Apache OpenOffice (AOO) Bugzilla – Issue 107843
Words containing em dash fail spell check
Last modified: 2013-08-07 14:44:16 UTC
Two words separated by an em dash fail spell check. This looks like an old bug come back to life. Bug not present in 3.1.1 and 2.4.3.
Sorry, I meant to say words *separated* by an em dash.
@SBA: please take over. In "something--like--this" every word will be marked as wrong. Apparently the spell checker reads it as: "something-like-this".
SBA->TL: Please proceed, thank you.
tl->nemeth: Hi Lazlo, what do you think about this? The easiest solution would be to replace all dashes that are accepted by the breakiterator by ASCII dashes before handing them to the spell checker/hyphenator/thesaurus. This of course has the drawback that the result will also only contain ASCII dashes. Thus when replacing a misspelled word with e.g. em-dash with the correct suggestion the em-dash will implicitly be replaced as well. Otherwise we would need a more complex logic just to keep the same type of dash in the result.

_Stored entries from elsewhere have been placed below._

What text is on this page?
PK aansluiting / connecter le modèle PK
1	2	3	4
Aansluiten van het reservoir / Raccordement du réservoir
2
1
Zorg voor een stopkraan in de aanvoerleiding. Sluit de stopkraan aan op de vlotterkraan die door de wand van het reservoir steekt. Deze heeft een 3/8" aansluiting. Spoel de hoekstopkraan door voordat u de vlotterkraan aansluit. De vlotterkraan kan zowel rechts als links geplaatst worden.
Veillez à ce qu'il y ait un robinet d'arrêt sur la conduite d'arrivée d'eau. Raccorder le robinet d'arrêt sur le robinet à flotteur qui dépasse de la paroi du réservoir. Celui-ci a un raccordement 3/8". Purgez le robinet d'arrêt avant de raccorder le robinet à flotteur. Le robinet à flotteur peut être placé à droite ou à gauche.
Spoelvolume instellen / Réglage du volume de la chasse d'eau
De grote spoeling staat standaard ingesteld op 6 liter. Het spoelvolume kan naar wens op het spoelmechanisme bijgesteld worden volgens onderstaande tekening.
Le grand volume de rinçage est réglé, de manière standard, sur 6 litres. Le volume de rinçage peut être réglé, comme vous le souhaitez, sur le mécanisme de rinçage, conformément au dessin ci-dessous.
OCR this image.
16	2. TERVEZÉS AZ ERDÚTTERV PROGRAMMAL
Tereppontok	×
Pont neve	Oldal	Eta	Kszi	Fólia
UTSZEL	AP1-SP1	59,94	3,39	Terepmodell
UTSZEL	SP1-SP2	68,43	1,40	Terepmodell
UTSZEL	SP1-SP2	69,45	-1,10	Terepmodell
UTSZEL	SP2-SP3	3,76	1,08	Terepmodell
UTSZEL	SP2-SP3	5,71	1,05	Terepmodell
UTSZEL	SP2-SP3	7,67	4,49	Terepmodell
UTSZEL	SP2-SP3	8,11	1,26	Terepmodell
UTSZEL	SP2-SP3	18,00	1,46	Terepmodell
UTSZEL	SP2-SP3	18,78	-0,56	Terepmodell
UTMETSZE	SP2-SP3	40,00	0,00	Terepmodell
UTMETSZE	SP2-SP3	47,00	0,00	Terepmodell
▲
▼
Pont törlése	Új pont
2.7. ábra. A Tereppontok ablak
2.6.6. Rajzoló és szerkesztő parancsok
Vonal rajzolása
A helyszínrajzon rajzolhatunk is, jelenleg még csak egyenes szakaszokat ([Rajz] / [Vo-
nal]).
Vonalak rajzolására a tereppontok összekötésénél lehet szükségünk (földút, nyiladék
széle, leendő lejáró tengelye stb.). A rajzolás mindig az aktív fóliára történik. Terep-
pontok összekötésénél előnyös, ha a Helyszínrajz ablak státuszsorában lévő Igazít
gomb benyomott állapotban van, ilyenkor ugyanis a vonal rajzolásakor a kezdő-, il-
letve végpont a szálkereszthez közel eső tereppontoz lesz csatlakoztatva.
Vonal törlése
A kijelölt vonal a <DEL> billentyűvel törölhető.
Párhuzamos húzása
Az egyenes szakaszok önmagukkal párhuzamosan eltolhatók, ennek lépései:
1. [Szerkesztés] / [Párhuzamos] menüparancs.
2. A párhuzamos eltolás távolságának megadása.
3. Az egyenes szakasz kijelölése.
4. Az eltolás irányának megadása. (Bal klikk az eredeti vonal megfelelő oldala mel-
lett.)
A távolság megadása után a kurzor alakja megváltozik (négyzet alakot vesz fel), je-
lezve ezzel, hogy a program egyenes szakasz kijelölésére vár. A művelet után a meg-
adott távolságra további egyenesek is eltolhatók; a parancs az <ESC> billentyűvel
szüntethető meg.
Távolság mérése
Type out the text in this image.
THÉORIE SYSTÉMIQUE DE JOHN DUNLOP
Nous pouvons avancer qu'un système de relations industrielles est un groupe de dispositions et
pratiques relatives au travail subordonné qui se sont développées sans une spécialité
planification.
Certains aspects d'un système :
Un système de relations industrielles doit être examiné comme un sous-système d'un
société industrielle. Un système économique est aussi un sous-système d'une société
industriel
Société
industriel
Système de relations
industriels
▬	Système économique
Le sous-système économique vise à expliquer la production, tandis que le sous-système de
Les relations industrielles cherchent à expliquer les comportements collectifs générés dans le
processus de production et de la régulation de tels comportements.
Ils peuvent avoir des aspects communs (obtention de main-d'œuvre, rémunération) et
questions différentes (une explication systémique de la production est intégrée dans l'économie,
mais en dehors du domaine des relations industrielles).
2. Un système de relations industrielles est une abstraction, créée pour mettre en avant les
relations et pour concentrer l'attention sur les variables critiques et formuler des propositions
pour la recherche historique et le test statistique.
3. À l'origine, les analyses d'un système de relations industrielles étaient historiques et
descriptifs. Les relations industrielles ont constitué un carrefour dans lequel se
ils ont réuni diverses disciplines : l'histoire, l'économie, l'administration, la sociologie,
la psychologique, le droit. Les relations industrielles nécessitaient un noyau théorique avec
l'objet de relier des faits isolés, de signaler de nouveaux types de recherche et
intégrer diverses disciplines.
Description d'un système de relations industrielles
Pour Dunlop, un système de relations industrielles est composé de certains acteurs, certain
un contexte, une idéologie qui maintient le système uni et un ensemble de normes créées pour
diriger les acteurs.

nemeth->tl: em dash (U+2014) is a real word separator, en dash (U+2013) is for ranges and relationships, so it has a similar role, see http://en.wikipedia.org/wiki/Dash#Em_dash). I think, em dash and en dash have to be word separators. Checking em dash and en dash usage is better with grammar checkers. (By the way, Unicode and 8-bit Windows encodings contain en dash and em dash, so the problem is specific for the dictionary encoding, too. I believe, Hunspell supports default word breaking at en dashes with UTF-8 encoded dictionaries. For other encodings, you can convert en dashes to double hyphens (--) temporarily, Hunspell will handle it correctly: $ ~/hunspell-1.2.8/src/tools/hunspell -d /opt/openoffice.org3/share/uno_packages/cache/uno_packages/SdbQvF_/dict-en.oxt/en_US Bose--Einsten & Bose--Einsten 9 0: Bose--Einstein, Bose--Einsteinium, Bose--Eisenstein, Bose--Reinstate, Bose--Minster, Einsteinium, Reinstatement, Liechtenstein, Rubinstein)
Added CC. What a PITA. For those of us--like me--who write this way, this sentence will contain two spelling errors.
Just to emphasise that this applies to both en-dash and em-dash.
*** Issue 109202 has been marked as a duplicate of this issue. ***
I don't know if it's related to this, but autocorrect/word completion also fails to recognize em-dash as a word separator. I just filed Issue 109221 for that one.
I would say that Issue 109221 is indeed related, probably part of this problem. I'm glad you brought it up, as it might have been missed. Remember to vote for this issue!
This is worse than annoying. In some text I edit regularly, monthly dates are separated from comment text by em dashes, and the resulting cacophony of wiggly red lines makes the spell checker unusable, because each separate instance is treated as a new misspelled word. I've been using Ooo since the original Staroffice days and this is the worst bug I've seen over that whole period. It deserves to go to the head of the pack and get a patch toute de suite. It is not a minor issue since it may force me to use MS Word on Windows (in which I'm not fluent) until it is fixed, and downgrade my Linux installations. A nightmare.
nemeth->tl: It would be fine to give an immediately fix by (semi?)automatic dictionary update using UTF-8 versions of the English dictionaries with the following BREAK rules: BREAK 2 BREAK – BREAK - If this dictionary update is possible and you are interested in it, I will make the UTF-8 versions of the English dictionaries with the previous BREAK rules.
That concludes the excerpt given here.